The defeat means that RUSD officials must plug a $7.5 million hole in the upcoming 2011-12 budget, deal with a lengthy backlog of building repairs and continue to support an ambitious plan to improve overall student achievement by 2016.
District voters turned down an $83.5 million bond issue to construct five new school and remodel five other buildings; a seven-year, $35 million spending increase to pay for additional teachers, support smaller class sizes and continue some existing programs, and to add $1 million annually for 10 years to the district’s reserve fund.
“We have challenges most definitely. We have to be very candid with the public. We’ll have to do the best with what we have,” said Pastor Melvin Hargrove, one of the three incumbents re-elected to the School Board on Tuesday.
William Van Atta, School Board president, suggested that the referendum questions might be retooled and brought back to voters in a year.

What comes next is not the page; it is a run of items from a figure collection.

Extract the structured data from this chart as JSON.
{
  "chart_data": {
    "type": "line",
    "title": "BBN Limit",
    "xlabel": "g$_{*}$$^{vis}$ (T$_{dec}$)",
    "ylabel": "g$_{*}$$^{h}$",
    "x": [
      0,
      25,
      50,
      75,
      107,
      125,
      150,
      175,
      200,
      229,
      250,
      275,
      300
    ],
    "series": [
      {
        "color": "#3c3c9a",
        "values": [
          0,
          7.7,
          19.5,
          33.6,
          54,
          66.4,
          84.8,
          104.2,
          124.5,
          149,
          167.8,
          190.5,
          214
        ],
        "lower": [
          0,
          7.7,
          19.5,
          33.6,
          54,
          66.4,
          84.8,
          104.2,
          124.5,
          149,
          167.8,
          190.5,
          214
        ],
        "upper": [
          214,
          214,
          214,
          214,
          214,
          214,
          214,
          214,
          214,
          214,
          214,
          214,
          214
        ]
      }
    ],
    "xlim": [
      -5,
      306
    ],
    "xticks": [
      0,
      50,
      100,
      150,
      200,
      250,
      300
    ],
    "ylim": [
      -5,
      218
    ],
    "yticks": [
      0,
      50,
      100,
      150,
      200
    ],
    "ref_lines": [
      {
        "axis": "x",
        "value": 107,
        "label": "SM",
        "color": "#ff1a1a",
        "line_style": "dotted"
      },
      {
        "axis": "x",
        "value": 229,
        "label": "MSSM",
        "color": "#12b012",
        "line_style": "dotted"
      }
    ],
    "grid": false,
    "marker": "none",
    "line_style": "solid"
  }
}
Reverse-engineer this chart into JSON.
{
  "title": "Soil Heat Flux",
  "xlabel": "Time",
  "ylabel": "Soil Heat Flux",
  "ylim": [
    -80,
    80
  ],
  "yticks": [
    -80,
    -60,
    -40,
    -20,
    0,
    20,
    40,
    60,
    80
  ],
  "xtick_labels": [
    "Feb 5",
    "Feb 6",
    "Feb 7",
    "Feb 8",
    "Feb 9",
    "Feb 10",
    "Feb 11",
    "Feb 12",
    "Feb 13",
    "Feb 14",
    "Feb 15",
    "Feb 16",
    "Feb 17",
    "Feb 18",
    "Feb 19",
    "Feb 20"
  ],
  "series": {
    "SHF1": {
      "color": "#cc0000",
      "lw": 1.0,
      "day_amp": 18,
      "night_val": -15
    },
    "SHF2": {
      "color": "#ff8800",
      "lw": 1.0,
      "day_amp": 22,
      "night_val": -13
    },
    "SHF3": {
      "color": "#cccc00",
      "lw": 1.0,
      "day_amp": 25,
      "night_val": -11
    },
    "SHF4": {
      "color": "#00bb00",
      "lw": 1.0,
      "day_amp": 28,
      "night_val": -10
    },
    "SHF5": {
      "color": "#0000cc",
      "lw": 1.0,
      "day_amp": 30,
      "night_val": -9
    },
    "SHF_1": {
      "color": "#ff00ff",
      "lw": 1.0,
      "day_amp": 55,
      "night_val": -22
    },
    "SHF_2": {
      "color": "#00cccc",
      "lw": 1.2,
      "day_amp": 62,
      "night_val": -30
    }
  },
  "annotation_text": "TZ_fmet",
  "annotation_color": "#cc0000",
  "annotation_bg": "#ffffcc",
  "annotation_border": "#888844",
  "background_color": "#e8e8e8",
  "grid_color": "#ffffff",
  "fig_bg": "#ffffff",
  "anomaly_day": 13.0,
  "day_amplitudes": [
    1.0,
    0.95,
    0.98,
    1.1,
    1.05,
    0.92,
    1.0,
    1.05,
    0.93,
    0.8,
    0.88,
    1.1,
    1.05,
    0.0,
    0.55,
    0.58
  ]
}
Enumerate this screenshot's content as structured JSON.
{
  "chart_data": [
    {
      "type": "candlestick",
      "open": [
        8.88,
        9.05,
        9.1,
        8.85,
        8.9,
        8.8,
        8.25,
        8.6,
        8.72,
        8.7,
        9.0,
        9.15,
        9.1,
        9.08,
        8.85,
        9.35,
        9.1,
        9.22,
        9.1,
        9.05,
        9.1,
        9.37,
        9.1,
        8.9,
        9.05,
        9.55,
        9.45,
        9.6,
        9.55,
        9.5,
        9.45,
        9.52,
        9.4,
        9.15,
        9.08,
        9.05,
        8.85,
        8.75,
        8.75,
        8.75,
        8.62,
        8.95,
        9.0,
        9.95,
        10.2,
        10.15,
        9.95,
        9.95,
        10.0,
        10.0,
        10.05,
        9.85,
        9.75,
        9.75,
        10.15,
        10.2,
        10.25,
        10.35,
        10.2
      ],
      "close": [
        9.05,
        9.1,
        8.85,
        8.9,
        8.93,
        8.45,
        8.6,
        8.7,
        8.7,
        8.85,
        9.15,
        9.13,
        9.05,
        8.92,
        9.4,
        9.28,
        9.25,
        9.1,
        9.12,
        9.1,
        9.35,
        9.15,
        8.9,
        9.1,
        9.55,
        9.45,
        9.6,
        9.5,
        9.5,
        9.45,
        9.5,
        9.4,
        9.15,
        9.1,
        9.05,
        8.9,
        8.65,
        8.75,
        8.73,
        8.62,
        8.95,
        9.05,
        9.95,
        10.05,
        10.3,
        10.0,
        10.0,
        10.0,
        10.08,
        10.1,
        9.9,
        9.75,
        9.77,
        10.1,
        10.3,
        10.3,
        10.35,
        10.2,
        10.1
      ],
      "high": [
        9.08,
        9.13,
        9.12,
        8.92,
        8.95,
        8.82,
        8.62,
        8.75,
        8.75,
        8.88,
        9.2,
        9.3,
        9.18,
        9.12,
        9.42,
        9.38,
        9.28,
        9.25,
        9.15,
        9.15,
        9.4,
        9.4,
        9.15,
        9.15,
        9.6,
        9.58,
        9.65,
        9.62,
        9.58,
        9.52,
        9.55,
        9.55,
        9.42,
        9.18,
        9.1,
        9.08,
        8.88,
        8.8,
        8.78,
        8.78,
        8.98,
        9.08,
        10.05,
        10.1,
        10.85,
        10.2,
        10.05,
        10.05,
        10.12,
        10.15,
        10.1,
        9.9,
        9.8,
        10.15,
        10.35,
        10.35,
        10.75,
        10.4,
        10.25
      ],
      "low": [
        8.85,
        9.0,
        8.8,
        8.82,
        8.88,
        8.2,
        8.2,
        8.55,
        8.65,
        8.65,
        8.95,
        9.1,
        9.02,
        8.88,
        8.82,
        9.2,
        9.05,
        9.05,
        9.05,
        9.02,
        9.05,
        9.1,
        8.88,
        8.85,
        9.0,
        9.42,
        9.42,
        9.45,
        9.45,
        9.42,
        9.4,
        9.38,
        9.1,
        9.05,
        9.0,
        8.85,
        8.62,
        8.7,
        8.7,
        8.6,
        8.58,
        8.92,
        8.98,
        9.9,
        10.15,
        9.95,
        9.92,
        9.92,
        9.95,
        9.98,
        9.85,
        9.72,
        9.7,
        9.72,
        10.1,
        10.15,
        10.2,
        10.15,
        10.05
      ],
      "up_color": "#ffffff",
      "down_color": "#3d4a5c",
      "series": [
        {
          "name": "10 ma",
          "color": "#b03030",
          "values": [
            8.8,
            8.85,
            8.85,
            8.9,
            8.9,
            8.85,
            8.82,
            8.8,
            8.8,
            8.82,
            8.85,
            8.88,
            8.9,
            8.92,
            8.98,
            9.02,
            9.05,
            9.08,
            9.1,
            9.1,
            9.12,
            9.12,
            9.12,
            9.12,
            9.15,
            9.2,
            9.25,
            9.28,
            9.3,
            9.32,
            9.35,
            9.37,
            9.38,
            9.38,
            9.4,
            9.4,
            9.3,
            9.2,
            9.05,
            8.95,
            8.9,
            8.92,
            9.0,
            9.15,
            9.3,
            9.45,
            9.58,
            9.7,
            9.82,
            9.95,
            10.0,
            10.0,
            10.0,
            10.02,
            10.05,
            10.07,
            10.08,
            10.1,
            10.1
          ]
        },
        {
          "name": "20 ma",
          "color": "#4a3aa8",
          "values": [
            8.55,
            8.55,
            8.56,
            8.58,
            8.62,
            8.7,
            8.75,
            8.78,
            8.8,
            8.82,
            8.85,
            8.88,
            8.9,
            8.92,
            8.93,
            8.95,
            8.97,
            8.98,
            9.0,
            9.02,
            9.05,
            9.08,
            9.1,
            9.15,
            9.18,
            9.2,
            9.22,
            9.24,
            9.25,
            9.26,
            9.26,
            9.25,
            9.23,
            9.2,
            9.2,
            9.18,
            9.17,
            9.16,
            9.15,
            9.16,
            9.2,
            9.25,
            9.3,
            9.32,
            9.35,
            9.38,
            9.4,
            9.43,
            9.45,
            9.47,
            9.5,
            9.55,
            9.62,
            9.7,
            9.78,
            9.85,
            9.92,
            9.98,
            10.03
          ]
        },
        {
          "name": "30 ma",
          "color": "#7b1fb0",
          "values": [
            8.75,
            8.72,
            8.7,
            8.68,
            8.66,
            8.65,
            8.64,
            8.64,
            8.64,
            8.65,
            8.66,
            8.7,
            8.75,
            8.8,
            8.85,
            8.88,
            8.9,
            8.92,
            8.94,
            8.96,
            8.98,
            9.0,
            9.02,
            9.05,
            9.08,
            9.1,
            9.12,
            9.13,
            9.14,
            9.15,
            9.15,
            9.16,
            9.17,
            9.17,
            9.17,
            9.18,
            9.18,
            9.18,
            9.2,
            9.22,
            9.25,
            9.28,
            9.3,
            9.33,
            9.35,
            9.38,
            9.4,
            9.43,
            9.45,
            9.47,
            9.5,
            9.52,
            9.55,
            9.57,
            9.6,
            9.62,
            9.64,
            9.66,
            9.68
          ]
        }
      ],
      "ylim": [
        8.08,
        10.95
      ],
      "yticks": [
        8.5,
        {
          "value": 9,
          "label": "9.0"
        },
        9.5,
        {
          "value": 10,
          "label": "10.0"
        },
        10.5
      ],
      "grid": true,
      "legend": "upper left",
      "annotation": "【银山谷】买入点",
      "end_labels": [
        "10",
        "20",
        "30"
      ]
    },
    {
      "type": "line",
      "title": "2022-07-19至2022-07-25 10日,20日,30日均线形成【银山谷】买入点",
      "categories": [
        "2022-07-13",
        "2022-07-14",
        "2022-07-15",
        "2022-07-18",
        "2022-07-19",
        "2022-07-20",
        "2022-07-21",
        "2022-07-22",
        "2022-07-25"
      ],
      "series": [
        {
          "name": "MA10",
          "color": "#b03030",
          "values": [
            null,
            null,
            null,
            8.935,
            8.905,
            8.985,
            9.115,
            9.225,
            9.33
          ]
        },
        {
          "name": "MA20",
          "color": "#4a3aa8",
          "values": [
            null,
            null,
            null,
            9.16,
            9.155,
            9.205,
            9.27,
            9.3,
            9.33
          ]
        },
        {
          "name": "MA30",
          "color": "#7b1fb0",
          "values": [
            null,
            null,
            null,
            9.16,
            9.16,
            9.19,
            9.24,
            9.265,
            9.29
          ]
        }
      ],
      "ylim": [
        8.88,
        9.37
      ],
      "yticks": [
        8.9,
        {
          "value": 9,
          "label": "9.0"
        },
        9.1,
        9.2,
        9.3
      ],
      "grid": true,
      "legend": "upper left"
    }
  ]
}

“I believe we’re looking at having a longer-term discussion with the community,” he said, noting that any ballot decision would be made by the entire School Board.
Pamala Handrow, another incumbent returned to the School Board, said the board’s big challenge will be “to find the dollars that we need.”
Handrow, Hargrove and Van Atta were among the majority of School Board members supporting the three referendum questions. Dennis Wiser, another incumbent also re-elected Tuesday, opposed the bond issue and operating expenses questions.
“The board has to take a good, long look at itself,” Wiser said on Wednesday. “For the past year, nothing we’ve done has gotten results or public support.”
He suggested that it might be more acceptable to voters if building improvements were “packaged in little chunks” by addressing some of the most serious issues like the deterioration of the Olympia Brown and Walden III buildings.
A five-year, $16.5 million facilities maintenance referendum expires in 2013.